To everyone - dying is inevitable so we must be prepared to hear the advice from healthcare professionals that resuscitation attempts are unlikely to work and could cause harm.

It is important you are able to participate in the decision making process but try and remember the healthcare professional is extremely unlikely to be motivated by factors other than what they consider is best for their patient.

And finally… to help decide what is ‘best’, it is worth us all thinking in advance about what is most important to us when time becomes short and making sure someone knows our wishes in case we can’t voice them ourselves.

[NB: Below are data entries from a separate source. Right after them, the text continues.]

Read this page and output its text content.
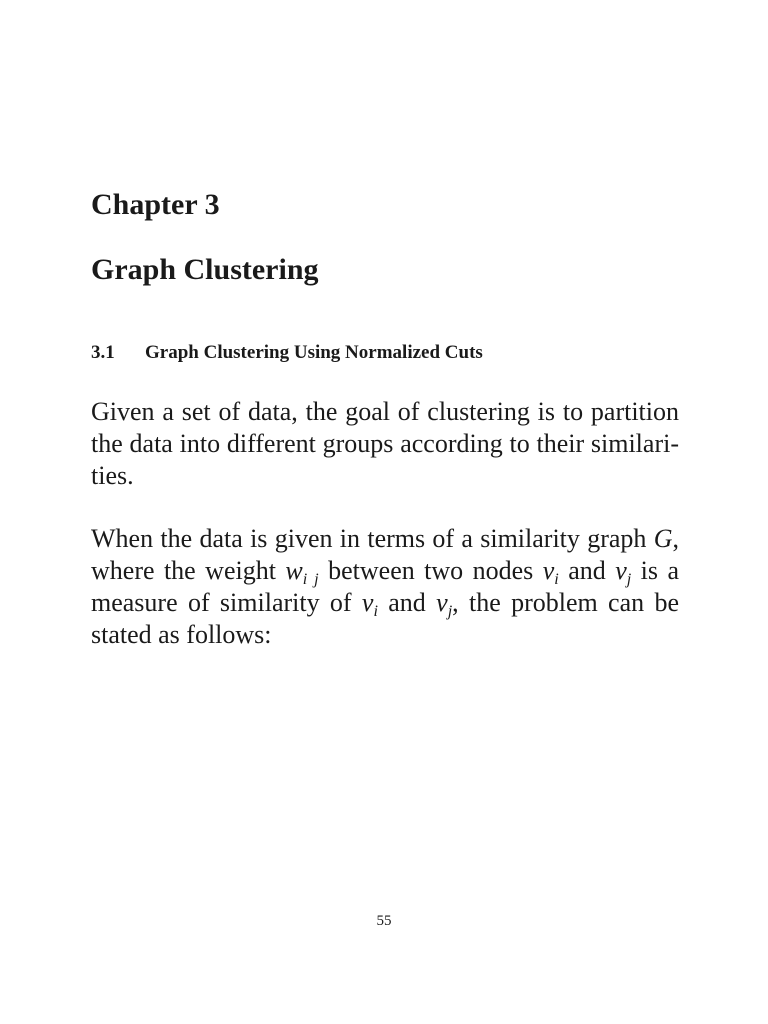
Chapter 3
Graph Clustering
3.1 Graph Clustering Using Normalized Cuts

Given a set of data, the goal of clustering is to partition
the data into different groups according to their similari-
ties.

When the data is given in terms of a similarity graph G,
where the weight $w_{i j}$ between two nodes $v_i$ and $v_j$ is a
measure of similarity of $v_i$ and $v_j$, the problem can be
stated as follows:

55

  1. Do Unto Others: Doctors' Personal End-of-Life Resuscitation Preferences and Their Attitudes toward Advance Directives
  2. “It is essential that healthcare professionals, patients and those close to patients understand that a decision not to attempt CPR applies only to CPR and not to any other element of care or treatment.” Joint Guidance of the Resuscitation Council, RCN & BMA October 2014
  3. “Unfortunately there is mounting evidence that those with DNACPR orders also receive inadequate treatment.”